Thank you, Mr. Speaker. In the eight years I have served as MLA, few issues have received as much attention as the chronic financial problems facing our non-government organizations. These are agencies like the YWCA, Council for Persons with Disabilities, Sport North, and, as my colleague from Hay River South highlighted so effectively yesterday, the Northern Arts and Cultural Centre.
Over the years, these volunteer-driven agencies have become reliable, trustworthy and essential partners with our government in the delivery of an immense range of services and programs in virtually every community. But I deeply regret, Mr. Speaker, that, as a government, we have not acted in the same spirit and commitment as they have. That is because in our contract and service agreements with them, we have failed to keep up our side of the deal. That is because we are slowly starving them of the money they need to keep up their side of the deal.
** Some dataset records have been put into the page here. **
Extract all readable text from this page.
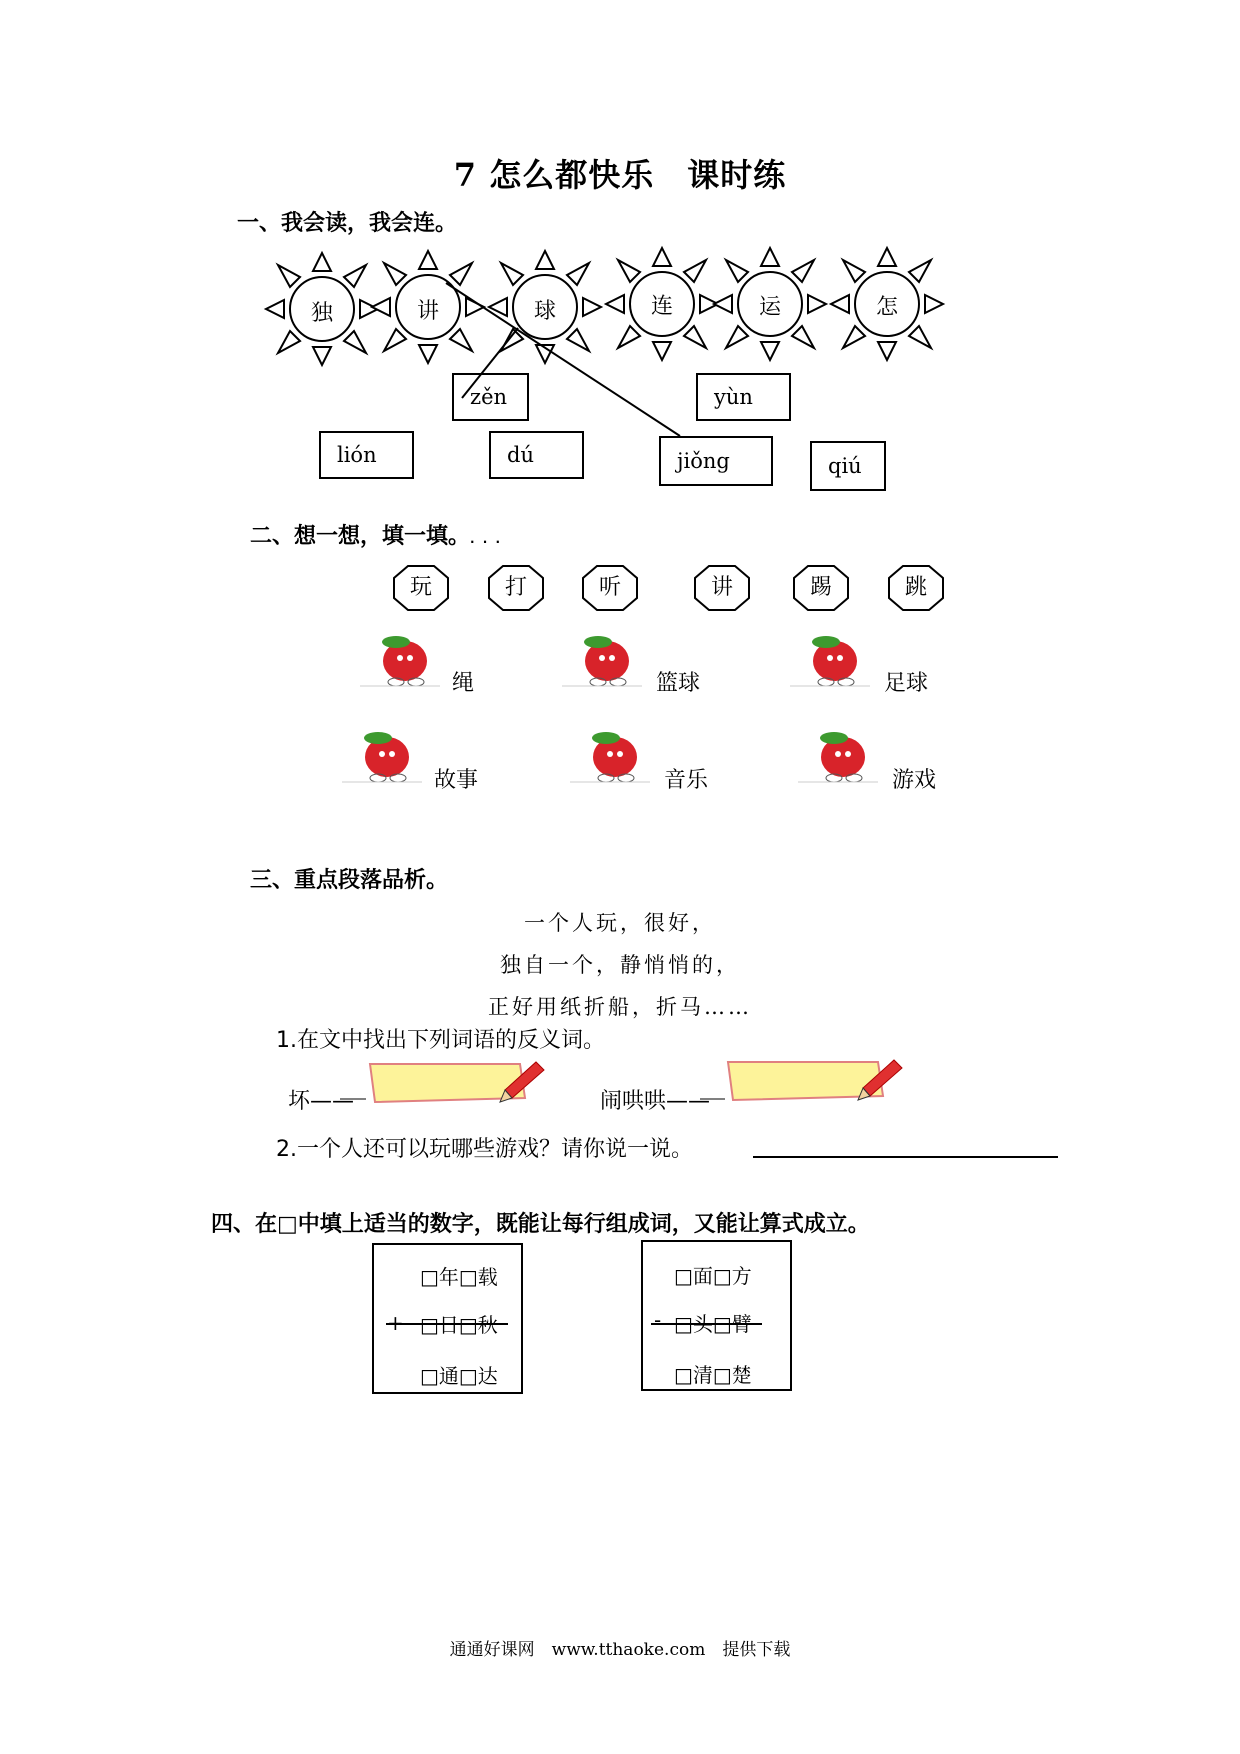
7 怎么都快乐　课时练
一、我会读，我会连。
独	讲	球	连	运	怎
zěn	yùn
lión	dú	jiǒng	qiú
二、想一想，填一填。. . .
玩	打	听	讲	踢	跳
绳	篮球	足球
故事	音乐	游戏
三、重点段落品析。
一个人玩，很好，
独自一个，静悄悄的，
正好用纸折船，折马……
1.在文中找出下列词语的反义词。
坏——	闹哄哄——
2.一个人还可以玩哪些游戏？请你说一说。
四、在□中填上适当的数字，既能让每行组成词，又能让算式成立。
□年□载
+ □日□秋
□通□达
□面□方
- □头□臂
□清□楚
通通好课网　www.tthaoke.com　提供下载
The situation has reached a crisis point. In a recently released report, eight Yellowknife-based agencies outlined their stark reality of the challenges they face. The gap in salaries falls between 23 and 41 percent. That is as much as $30,000 a year of what equivalent work in the GNWT pays. Many of the staff have to work two jobs in order to keep a household going. Turnover rates average 50 percent a year and can be triple that level, and recruiting for vacant positions has stretched up to six months. Mr. Speaker, managers face a hopeless catch-22 situation of never being able to get ahead. They are forced to backfill for non-existent staff and cope with increasing mountains of paperwork and accountability that we demand of them.
In the report, they have given a clear business plan of what we can do. We need to catch up to within 80 percent of the GNWT's pay packet. I also advocate, Mr. Speaker, that we need to bring back the core funding model with multi-year agreements indexed to inflation to allow those volunteer boards that lead these organizations to the certainty and stability they need to lead their organizations in the vital work they do.
Mr. Speaker, above all, we need to change our political attitude. We need to treat them as true partners, genuinely value the contribution they make, and show that this government will change the way we do business and support their ideas and the service they give to us all. Thank you, Mr. Speaker.